Ángel Cañizares, junto a una de sus esculturas móviles de colores en su casa de El Lagar.

El constructor del Imperio Bronston

A sus 80 años, el decorador Ángel Cañizares es la memoria viva de las superproducciones de los 60 y 70

Francisco Griñán

Jueves, 11 de septiembre 2014, 02:42

Como la canción del pirata de Sabina, Ángel Cañizares es de los que tienen varias vidas. Y en una de ellas fue precisamente uno de esos capitanes corsarios. Construyó su propio barco, con la ayuda de su hermano Santiago, un Ketch de 11 metros, y navegó durante 25 años. Finalmente se amarró al muelle y convirtió el balanceo del bote en su hogar si necesidad de salir de puerto. El de Benalmádena para más señas. A punto de cumplir los 80 años, Cañizares pisa ya tierra firme. Su casa es el cortijo de El Lagar, uno de los mas antiguos, en Alhaurín de la Torre. El viejo molino se ha transformado en su estudio, donde cuelgan uno de sus otros perfiles, el de pintor, mientras que en el jardín una monumental figura móvil de llamativos colores descubre su faceta de escultor. En la casa, de techos altos y fresca pese a las calenturas del verano, también se ven cuadros. En ellos se adivina una nueva biografía.
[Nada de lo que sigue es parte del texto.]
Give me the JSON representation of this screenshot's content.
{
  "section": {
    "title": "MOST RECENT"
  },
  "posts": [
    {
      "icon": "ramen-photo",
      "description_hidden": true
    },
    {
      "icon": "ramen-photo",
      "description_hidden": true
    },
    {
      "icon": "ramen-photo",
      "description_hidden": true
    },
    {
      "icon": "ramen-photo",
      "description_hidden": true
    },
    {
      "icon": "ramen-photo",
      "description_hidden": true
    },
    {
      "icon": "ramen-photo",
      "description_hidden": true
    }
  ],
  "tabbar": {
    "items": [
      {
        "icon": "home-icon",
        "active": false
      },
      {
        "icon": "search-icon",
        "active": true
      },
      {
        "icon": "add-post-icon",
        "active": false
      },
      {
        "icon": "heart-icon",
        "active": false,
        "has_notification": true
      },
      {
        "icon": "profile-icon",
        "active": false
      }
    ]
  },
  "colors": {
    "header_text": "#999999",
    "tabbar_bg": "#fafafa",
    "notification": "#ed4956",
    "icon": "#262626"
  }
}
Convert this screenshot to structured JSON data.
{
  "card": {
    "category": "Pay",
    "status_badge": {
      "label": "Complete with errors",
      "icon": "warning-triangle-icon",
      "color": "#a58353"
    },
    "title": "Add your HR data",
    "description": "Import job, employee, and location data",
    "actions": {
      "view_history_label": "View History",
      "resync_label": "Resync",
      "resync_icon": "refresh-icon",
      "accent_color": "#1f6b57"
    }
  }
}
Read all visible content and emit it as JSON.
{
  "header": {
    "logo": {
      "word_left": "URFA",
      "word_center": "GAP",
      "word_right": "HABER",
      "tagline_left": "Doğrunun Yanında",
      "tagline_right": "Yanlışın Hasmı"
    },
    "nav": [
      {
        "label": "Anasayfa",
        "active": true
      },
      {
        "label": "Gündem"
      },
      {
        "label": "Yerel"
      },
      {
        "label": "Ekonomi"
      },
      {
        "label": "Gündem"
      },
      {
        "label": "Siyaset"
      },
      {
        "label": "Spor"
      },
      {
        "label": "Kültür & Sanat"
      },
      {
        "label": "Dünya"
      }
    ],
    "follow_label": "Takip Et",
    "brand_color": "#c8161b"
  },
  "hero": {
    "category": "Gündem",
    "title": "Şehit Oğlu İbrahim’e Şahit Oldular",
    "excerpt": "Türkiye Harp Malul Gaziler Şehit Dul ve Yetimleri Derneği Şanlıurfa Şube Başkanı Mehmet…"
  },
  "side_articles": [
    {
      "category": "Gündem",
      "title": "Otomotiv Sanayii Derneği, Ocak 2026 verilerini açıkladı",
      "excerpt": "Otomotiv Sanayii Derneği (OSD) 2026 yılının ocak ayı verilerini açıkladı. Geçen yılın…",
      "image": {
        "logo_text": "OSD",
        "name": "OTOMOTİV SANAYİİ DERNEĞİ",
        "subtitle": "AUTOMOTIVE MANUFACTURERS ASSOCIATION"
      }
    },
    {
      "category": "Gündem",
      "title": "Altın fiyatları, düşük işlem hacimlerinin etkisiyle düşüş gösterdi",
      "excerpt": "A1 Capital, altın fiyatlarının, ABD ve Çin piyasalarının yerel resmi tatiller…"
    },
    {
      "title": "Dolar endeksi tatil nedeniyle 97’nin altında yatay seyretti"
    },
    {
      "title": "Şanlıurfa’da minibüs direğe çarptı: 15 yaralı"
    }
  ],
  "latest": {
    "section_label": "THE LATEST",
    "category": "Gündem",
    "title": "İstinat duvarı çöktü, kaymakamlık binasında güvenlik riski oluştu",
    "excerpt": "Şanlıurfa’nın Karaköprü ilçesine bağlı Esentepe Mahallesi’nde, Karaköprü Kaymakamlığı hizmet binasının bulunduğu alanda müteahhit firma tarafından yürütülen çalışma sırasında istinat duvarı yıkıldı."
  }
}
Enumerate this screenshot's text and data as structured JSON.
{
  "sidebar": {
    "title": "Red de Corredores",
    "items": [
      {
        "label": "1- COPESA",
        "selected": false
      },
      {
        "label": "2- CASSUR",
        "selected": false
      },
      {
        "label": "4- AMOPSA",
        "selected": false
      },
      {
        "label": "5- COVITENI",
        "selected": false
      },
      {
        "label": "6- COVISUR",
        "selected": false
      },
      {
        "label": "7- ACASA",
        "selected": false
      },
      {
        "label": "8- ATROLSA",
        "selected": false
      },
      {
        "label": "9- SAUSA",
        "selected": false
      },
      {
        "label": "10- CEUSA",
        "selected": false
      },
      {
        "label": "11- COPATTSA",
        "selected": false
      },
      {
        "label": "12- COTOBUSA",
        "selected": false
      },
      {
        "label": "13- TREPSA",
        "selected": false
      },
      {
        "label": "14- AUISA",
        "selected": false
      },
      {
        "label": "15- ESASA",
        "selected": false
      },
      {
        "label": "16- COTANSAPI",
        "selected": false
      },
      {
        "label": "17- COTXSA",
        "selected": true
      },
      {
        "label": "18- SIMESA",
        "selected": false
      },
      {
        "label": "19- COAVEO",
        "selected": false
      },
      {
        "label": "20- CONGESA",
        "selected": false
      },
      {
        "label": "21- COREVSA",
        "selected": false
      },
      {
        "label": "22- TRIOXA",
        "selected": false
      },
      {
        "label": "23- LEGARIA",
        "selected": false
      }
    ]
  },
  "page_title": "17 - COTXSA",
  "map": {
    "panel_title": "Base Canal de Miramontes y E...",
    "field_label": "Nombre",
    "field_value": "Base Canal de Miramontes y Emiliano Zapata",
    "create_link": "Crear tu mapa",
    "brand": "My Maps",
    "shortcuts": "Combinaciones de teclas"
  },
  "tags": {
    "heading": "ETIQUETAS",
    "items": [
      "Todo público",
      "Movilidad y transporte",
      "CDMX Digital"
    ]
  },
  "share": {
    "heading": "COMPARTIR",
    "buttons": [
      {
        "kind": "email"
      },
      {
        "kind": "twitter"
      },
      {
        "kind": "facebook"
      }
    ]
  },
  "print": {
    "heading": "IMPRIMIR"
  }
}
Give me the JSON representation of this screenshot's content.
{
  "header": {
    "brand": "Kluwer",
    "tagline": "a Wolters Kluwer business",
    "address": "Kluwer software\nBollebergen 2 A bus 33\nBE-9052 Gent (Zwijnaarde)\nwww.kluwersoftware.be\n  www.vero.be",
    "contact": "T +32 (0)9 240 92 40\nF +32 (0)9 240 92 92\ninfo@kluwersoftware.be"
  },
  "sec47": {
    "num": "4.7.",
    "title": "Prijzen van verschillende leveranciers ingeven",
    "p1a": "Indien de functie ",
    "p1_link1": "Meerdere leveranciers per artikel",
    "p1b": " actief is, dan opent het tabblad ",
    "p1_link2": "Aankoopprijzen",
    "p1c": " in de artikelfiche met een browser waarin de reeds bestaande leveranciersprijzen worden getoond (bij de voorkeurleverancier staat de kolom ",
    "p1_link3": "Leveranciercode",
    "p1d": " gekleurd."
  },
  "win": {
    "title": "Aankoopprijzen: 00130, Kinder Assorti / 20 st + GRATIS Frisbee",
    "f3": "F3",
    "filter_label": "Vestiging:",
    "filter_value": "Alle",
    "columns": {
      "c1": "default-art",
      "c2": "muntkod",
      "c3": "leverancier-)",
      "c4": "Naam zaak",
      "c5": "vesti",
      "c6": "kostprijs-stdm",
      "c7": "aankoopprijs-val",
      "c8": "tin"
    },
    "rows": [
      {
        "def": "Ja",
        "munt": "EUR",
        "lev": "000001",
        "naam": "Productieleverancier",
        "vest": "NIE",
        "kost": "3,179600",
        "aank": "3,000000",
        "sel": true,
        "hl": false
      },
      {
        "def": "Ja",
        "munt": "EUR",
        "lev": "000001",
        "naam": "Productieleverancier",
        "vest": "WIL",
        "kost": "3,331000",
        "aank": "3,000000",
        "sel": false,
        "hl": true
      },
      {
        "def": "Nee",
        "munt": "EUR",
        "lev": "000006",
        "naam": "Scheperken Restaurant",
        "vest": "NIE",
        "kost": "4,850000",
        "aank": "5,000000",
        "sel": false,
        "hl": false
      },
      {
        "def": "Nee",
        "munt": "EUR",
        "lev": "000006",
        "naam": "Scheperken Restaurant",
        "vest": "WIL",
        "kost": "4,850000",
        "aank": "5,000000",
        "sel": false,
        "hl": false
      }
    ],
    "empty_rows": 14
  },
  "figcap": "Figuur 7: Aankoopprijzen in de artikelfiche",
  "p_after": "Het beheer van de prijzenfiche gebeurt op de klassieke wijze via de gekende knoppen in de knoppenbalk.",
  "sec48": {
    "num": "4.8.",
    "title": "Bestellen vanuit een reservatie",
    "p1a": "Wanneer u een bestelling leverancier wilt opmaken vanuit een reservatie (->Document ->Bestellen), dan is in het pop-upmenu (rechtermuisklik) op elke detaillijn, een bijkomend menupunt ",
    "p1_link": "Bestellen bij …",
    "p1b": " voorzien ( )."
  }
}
En el salón, unos figurines para una película de época que no se rodó. En otros marcos, sendos bocetos a color para la inconfundible El fabuloso mundo del circo (1964), una de las célebres películas que la factoría Samuel Bronston rodó en España, junto a 55 días en Pekín (1963) o La caída del imperio romano (1964). En todas ellas, aparece Ángel Cañizares. O más bien, aparecen los decorados que construyó para que con la magia del cine se convirtieran en París, China o un gran peplum.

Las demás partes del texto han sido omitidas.